Einige kurze Szenen zum Nachdenken
Franz zahlt sehr viel Steuern. Leistet er damit mehr als andere für die Gemeinschaft? Es kursieren ja solche Zahlen, dass 10 % der Bürger 90 % der Steuern bezahlen – tun diese wirklich so viel mehr für die Gesellschaft?
Der erste Einwand wäre, dass Franz erst mal viel verdienen muss, um viel Steuern zu zahlen. Viel verdienen kann er eigentlich nur als Gegenleistung, dafür, dass er viel für die Gemeinschaft tut. Wenn er z. B. Arzt ist und 1 Mio verdient, dann hat er ja schon für 1 Mio etwas gutes getan.
Zudem müsste nach den Gesetzen der Preisbildung durch Angebot und Nachfrage sein Netto (!)- Gehalt genau seiner Arbeitsleistung entsprechen, er wäre damit nach Steuern „quitt“ mit der Gesellschaft.
Wie würde man denken, wenn die Steuer nicht als Einkommensteuer, sondern als Konsumsteuer anfällt, wenn Franz sich also erst eine Jacht kaufen muss, damit die Steuern fließen?
Die Bauern in den Bergen müssen doppelt so viel arbeiten um ein kg Getreide zu erzeugen wie die Bauern im Tal. Das Land braucht auf jeden Fall das Getreide von Berg und Tal. Wie entsteht ein gerechter Preis für das Getreide, wie ein gerechtes Einkommen für die Bauern?

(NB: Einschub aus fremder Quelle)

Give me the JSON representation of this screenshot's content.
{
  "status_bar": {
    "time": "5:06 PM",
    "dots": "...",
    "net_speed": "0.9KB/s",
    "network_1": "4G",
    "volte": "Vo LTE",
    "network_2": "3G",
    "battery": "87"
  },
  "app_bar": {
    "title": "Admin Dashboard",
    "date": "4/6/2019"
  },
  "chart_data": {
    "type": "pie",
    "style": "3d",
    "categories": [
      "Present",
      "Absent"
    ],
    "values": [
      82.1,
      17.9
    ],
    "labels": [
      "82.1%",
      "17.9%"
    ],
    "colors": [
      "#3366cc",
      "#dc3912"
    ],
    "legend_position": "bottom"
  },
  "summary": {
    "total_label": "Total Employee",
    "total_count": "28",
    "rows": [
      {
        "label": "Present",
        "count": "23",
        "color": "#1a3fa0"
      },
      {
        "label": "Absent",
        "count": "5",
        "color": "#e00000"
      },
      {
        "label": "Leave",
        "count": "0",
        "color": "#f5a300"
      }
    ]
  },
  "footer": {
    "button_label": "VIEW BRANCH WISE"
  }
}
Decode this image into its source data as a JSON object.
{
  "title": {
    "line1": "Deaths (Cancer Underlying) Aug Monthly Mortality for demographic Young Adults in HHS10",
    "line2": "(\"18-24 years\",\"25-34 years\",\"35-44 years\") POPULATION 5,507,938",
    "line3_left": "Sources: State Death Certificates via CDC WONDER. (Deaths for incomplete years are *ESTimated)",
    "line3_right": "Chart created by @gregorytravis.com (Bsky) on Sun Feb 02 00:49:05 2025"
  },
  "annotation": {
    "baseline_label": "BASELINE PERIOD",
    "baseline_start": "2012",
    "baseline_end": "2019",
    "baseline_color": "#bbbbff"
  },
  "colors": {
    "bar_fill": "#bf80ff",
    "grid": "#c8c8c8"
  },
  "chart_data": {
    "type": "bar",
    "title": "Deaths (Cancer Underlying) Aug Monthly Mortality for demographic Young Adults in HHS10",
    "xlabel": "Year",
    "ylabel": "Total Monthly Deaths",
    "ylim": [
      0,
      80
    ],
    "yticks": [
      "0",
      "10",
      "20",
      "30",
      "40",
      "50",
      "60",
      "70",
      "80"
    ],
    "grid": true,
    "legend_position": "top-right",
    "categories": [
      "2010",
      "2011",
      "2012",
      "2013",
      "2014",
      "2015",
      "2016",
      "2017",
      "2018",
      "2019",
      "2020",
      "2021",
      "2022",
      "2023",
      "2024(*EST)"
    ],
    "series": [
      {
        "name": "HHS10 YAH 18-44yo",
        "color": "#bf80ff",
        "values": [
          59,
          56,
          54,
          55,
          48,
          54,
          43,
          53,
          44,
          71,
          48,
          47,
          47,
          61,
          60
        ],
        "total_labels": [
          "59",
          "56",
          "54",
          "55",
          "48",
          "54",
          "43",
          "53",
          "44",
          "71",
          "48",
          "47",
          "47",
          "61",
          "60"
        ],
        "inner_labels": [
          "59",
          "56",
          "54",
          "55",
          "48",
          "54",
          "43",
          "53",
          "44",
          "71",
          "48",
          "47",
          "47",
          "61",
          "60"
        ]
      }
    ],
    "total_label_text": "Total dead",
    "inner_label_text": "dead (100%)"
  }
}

Die Transportkosten seien so gering, dass ein einheitlicher Marktpreis entstehen muss. Ist dieser für die Bergbauern auskömmlich, dann verdienen die Talbauern doppelt so viel. Bei progressiven Einkommensteuern ist dieser Effekt nur abgedämpft und es werden auch die fleißigen Vielarbeiter bestraft. Wenn man die Sache mit der Pachthöhe ausgleichen will, verschiebt sich die Sache nur zu der Frage, warum der eine Verpächter das ertragsreiche Stück besitzt und der andere Verpächter nicht. Oder gar zu der Frage, warum Pächter überhaupt Einnahmen haben. Womit die Ausgangsfrage noch lange nicht gelöst wäre,
Arbeit als Erzieherin gilt als sozial. Leistet der Elektriker keine soziale Arbeit, wenn er im Kindergarten die Lampen anschließt? Und wenn er in einem Wohnhaus die Lampen anschließt? Gibt es Arbeit, die nicht sozial ist?
Ein Gärtner arbeitet in einem für die Öffentlichkeit abgeschlossenen Garten eines reichen Mannes. Tut der Gärtner etwas für das Gemeinwohl der Gesellschaft?
Als die Mehrwehrsteuer für Hotelübernachtungen gesenkt wurde hieß es „Ein Geschenk an die Hotelbesitzer“. Der geringe Mehrwehrsteuersatz für Lebensmittel wird hingegen begrüßt als ein Vorteil für die Verbraucher. Was denn nun?
Für gesellschaftlich besonders wertvolle Arbeit wird oft eine ehrenamtliche Tätigkeit erwartet. Davon, dass das Betreiben eines Atomkraftwerks ehrenamtlich sein solle, war noch die Rede. Läuft das darauf hinaus, dass alle gesellschaftlich sinnvolle Arbeiten unbezahlt erfolgen sollen und alle gesellschaftlich unerwünschten Arbeiten bezahlt werden?
Heute wird gefordert, dass von den Atomunternehmen Rücklagen für den Abbau ihrer Anlagen zu bilden sind.
Angenommen, die Anlagen werden in 100 Jahren zurückgebaut. Dann müssen in 100 Jahren Menschen ihre Arbeitskraft darauf aufwenden. Diese Arbeitskraft fehlt dann in anderen Bereichen der Gesellschaft, sie stellt die objektiven Kosten dar, um die es geht.
Lässt sich durch heutige finanzielle Rücklagen die in 100 Jahren fehlende Arbeitskraft im voraus ersetzen, quasi konservieren? Selbst wenn man die Arbeitskraft in 100 Jahre mit dem heute gesparten Geld bezahlen würde, sie würde ja trotzdem der Gesellschaft entzogen. Vielleicht müsste man heute Produkte auf Vorrat produzieren, deren Herstellung man sich dann in 100 Jahren ersparen kann. Doch was will man im Jahre 2100 mit einem Handy, einem Brot oder einem Sofa von heute anfangen?